The current generation of LLMs uses natural language as an input/output. This is convenient (and impressive) for human interaction, but what about computer-to-computer communication?
Emulating wire formats
With a simple prompt, GPT-3 can easily be coerced into accepting and outputting JSON. You can even use the prompt to specify the schema for the API responses you want (you can simply give it a few example responses). This makes it easy to build traditional systems around model inference.

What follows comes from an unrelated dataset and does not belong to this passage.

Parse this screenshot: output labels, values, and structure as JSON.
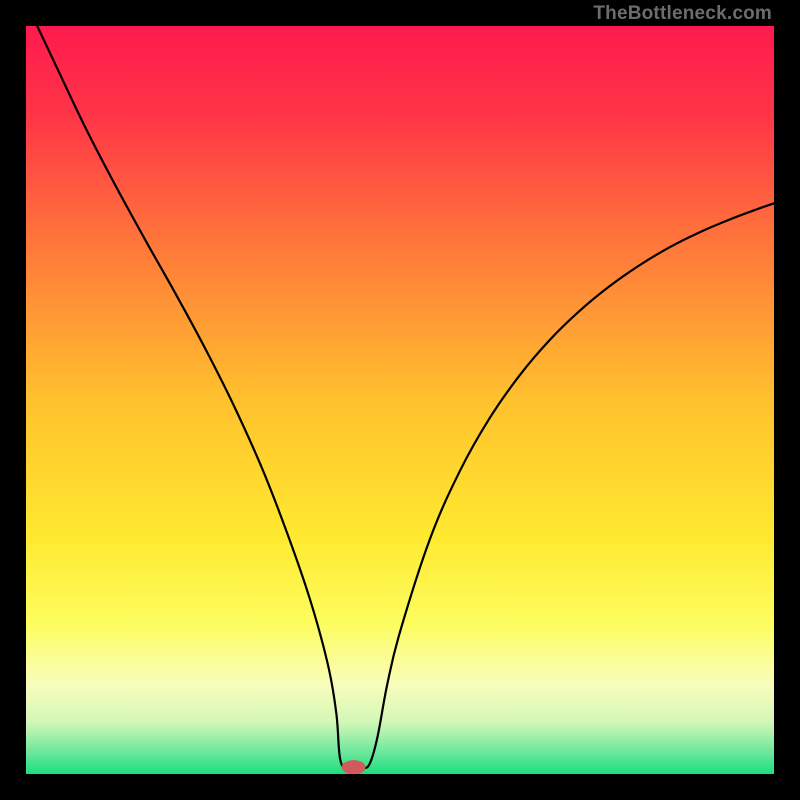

Maybe this solves ETL and the M:N API problem, to some degree. Fuzzy mappers can handle small unexpected changes in an API response. Of course, maybe this introduces more opportunities for hidden problems.
Encoders/decoders
In addition, GPT-3 is quite good at learning (or creating) encoders/decoders. This means it could plausibly generate good compression algorithms that match the data. For general-purpose models, this might not always give the right results – it would look something more like a probabilistic data structure like a bloom filter. But fine-tuned GPT-3 encoders and decoders might go a long way into being efficient ways to exchange data.
Emulating APIs
ChatGPT has been successful in hallucinating APIs,
- Emulating a Linux virtual machine
- NodeJS/Python/SQL interpreter
- A host of other command line tools
The problem, of course, is hallucination – i.e., there's no guarantee that the results are referentially correct. But it does post the question – if you have a fuzzy interface or a simple enough interface, you might be able to replace the backend with something like GPT-3.